As the name implies, lesions present as asymptomatic annular plaques on sun-exposed areas. Lesions may be flesh or pink color with classic GA morphology (Figure 20-3).

As with GA, diagnostic tests are usually not indicated but may be necessary to confirm the diagnosis.

First-line treatments for actinic granulomas are similar to GA, but the response is usually poor. Other treatments, such as phototherapy and antimalarials, have been reported. Sun protection is important to prevent new lesions.

Most lesions resolve spontaneously after several months to several years. Lesions may recur or spread secondary to sun exposure. Actinic granuloma does not usually cause scarring. Secondary scarring may occur with atrophy from IL corticosteroid injections.

Refer to dermatology if the diagnosis is unclear, lesions are atypical, or for second-line therapy. Patients may desire consultative care for cosmetic treatment.

Follow-up care of patients with actinic granuloma is same as GA. Emphasis should be placed on patient education for sun protection to avoid the development of new lesions.

Foreign-body granulomas usually present as an inflamed nodule or plaque usually accompanied by tenderness. In the early stage, there can be purulence. In time, the chronic lesion may become firm, sclerotic, or scarred (chronic stage) (Figure 20-4).

Accurate diagnosis depends on history taking. Biopsy may be helpful, and an x-ray may identify the foreign body if it is substantial in size and radiopaque. A punch biopsy may be curative.

Management depends on symptoms and patient preference. Surgery may be necessary for removal of the foreign body. Lasers have been used for tattoo removal with variable results.

A foreign-body granuloma is not life- or limb-threatening but may limit function, create annoyance, or be cosmetically displeasing. Complications from surgical removal include risk of infection and scarring.

Foreign-body granulomas of the hands, feet, or digits may require consultation with a specialist such as a hand surgeon or orthopedic surgeon. Cosmetically sensitive areas may require consultation with a plastic surgeon or dermatologist.

Emphasis should be placed on prevention of new lesions from repeated exposure. Follow-up with their primary care provider (PCP) or specialist should be as needed.

Skin lesions start as small, violaceous, round or oval, sharply defined patches or thin plaques favoring the anterior lower legs (Figure 20-5). Then slowly, the lesion expands in size, with the borders remaining red and center evolving into a waxy yellow/brown color. The surface is often shiny with telangiectasias present (Figure 20-6). Lesions may
be asymptomatic or can have tenderness, pruritus, itching, paresthesias, or numbness. Trauma in the area frequently leads to nonhealing ulcers.

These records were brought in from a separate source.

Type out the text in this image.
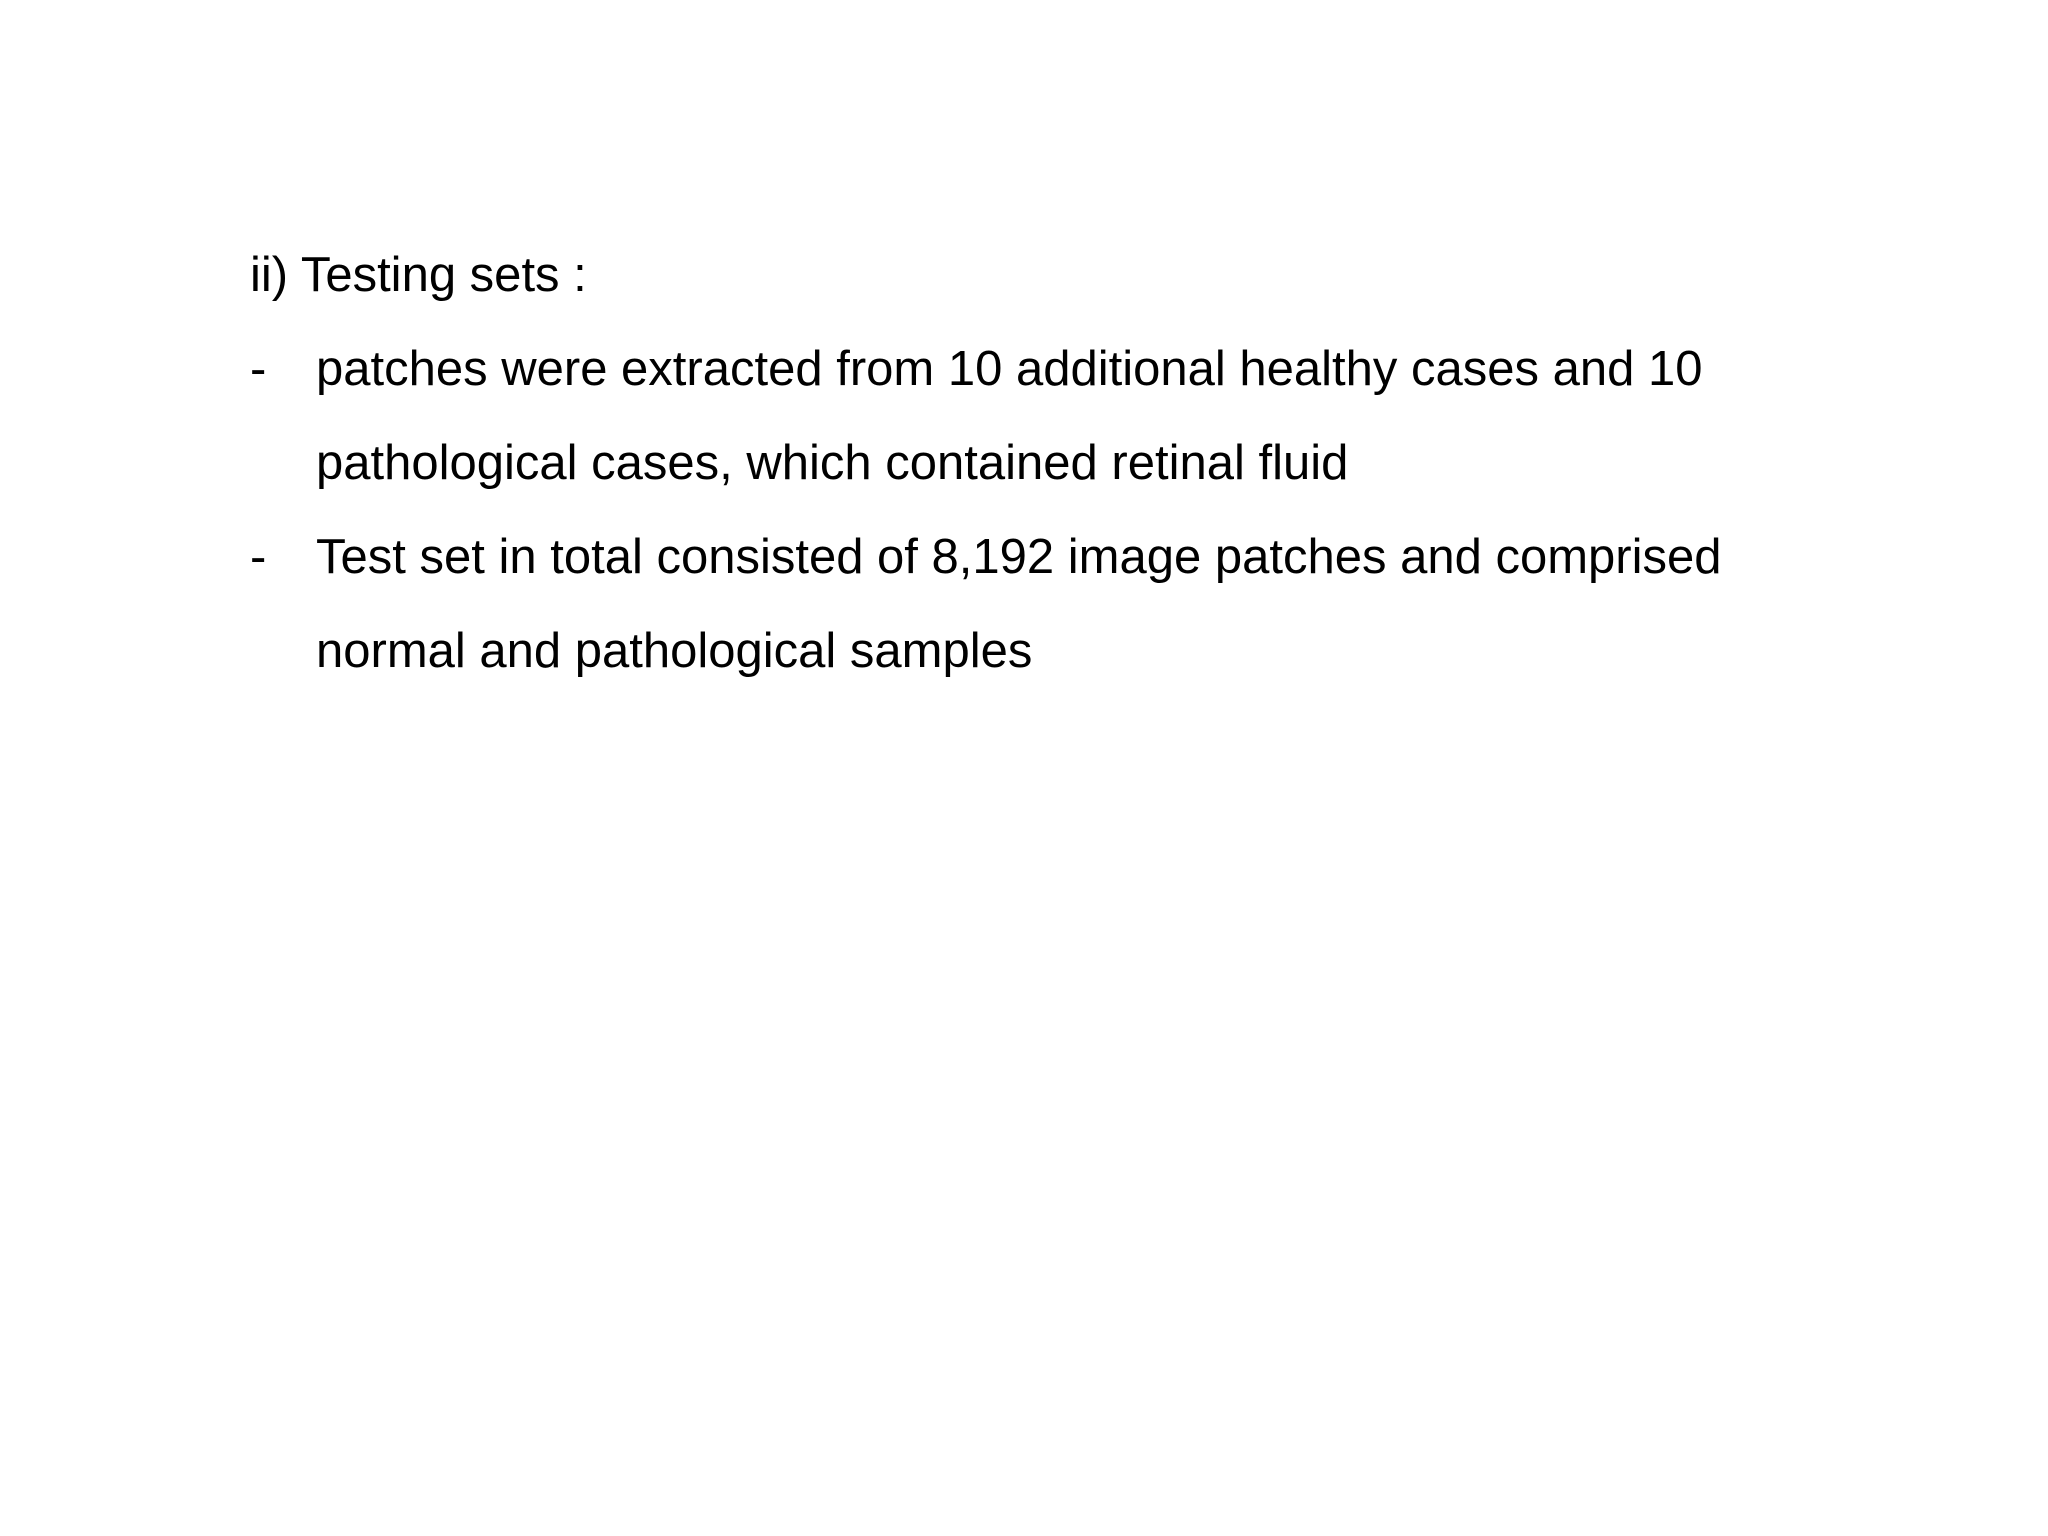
ii) Testing sets :

-	patches were extracted from 10 additional healthy cases and 10
pathological cases, which contained retinal fluid
-	Test set in total consisted of 8,192 image patches and comprised
normal and pathological samples
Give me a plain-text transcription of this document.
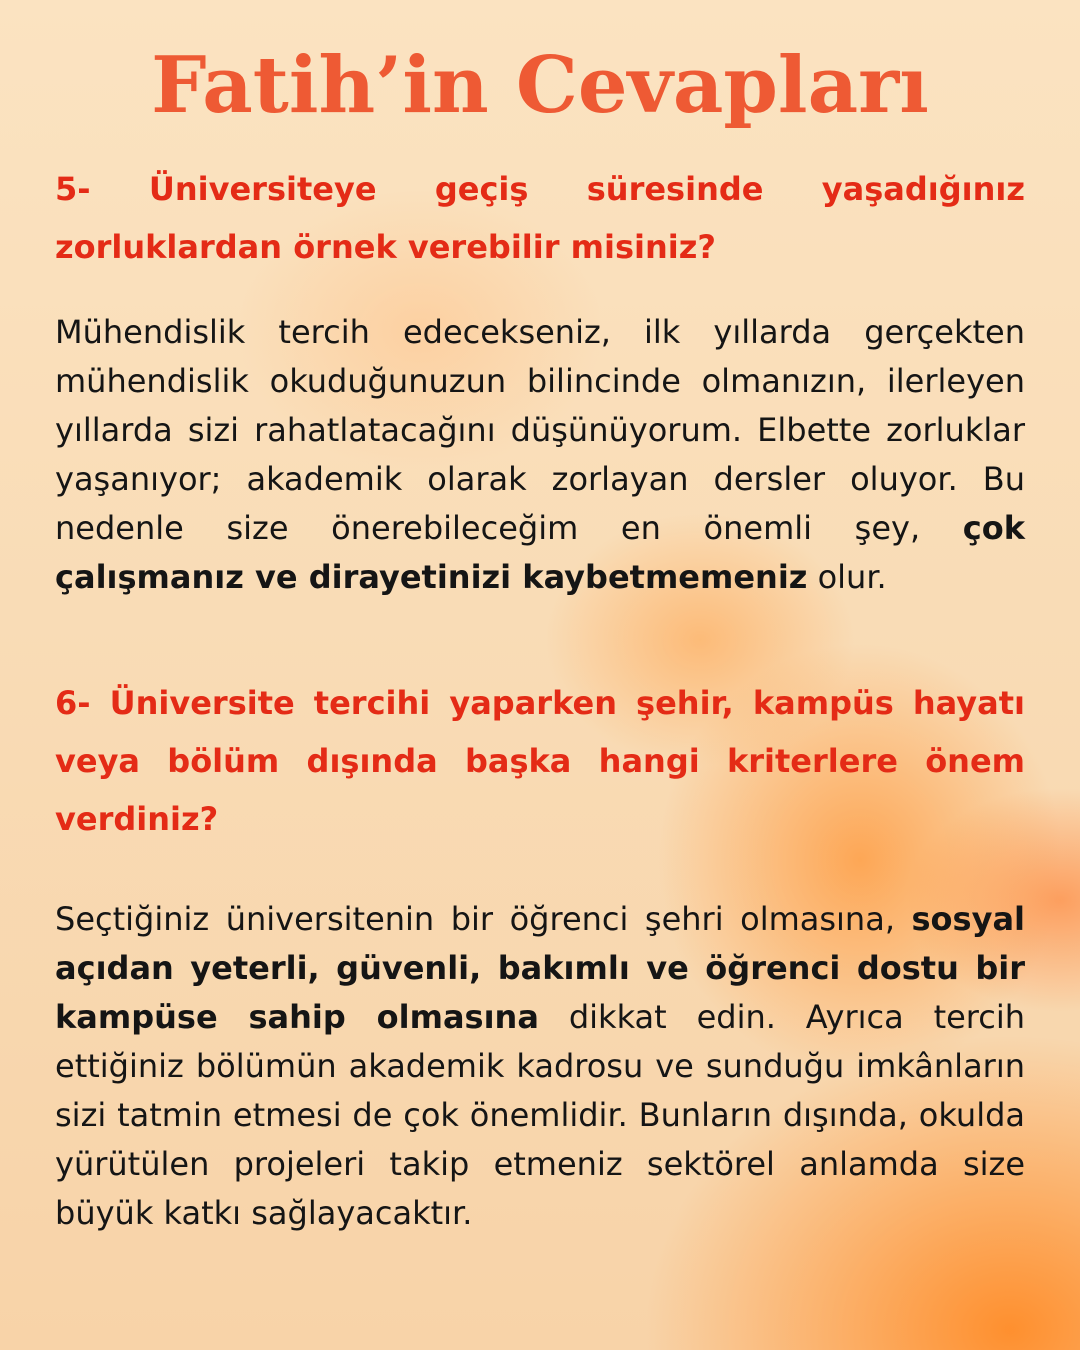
Fatih’in Cevapları

5- Üniversiteye geçiş süresinde yaşadığınız zorluklardan örnek verebilir misiniz?

Mühendislik tercih edecekseniz, ilk yıllarda gerçekten mühendislik okuduğunuzun bilincinde olmanızın, ilerleyen yıllarda sizi rahatlatacağını düşünüyorum. Elbette zorluklar yaşanıyor; akademik olarak zorlayan dersler oluyor. Bu nedenle size önerebileceğim en önemli şey, çok çalışmanız ve dirayetinizi kaybetmemeniz olur.

6- Üniversite tercihi yaparken şehir, kampüs hayatı veya bölüm dışında başka hangi kriterlere önem verdiniz?

Seçtiğiniz üniversitenin bir öğrenci şehri olmasına, sosyal açıdan yeterli, güvenli, bakımlı ve öğrenci dostu bir kampüse sahip olmasına dikkat edin. Ayrıca tercih ettiğiniz bölümün akademik kadrosu ve sunduğu imkânların sizi tatmin etmesi de çok önemlidir. Bunların dışında, okulda yürütülen projeleri takip etmeniz sektörel anlamda size büyük katkı sağlayacaktır.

Lesions of NL are often very resistant to treatment. The focus of therapy should be to prevent leg ulcers and to heal them quickly should they develop. Corticosteroids are the mainstay of treatment for NL. Potent TCS used daily for 2 to 4 weeks is recommended for active areas (usually borders) of large, thick plaques. It provides little improvement and may even cause a worsening of atrophy in “burnt-out” lesions of NL. IL triamcinolone acetonide (10 mg /mL), which can be diluted with lidocaine or sodium chloride to reduce risk for atrophy, may be used for smaller lesions or injected into their erythematous border. Oral corticosteroids can be effective in healing ulcerations. The benefits and risk of this systemic therapy should carefully be considered in diabetic patients. Ulcerations from NL have been reported to respond to off-label treatment with pentoxifylline, as well as aspirin and dipyridamole. Other medications include cyclosporine, tacrolimus ointment 0.1%, PUVA, and hydroxychloroquine. Skin grafting may be necessary for extensive, nonhealing ulcers.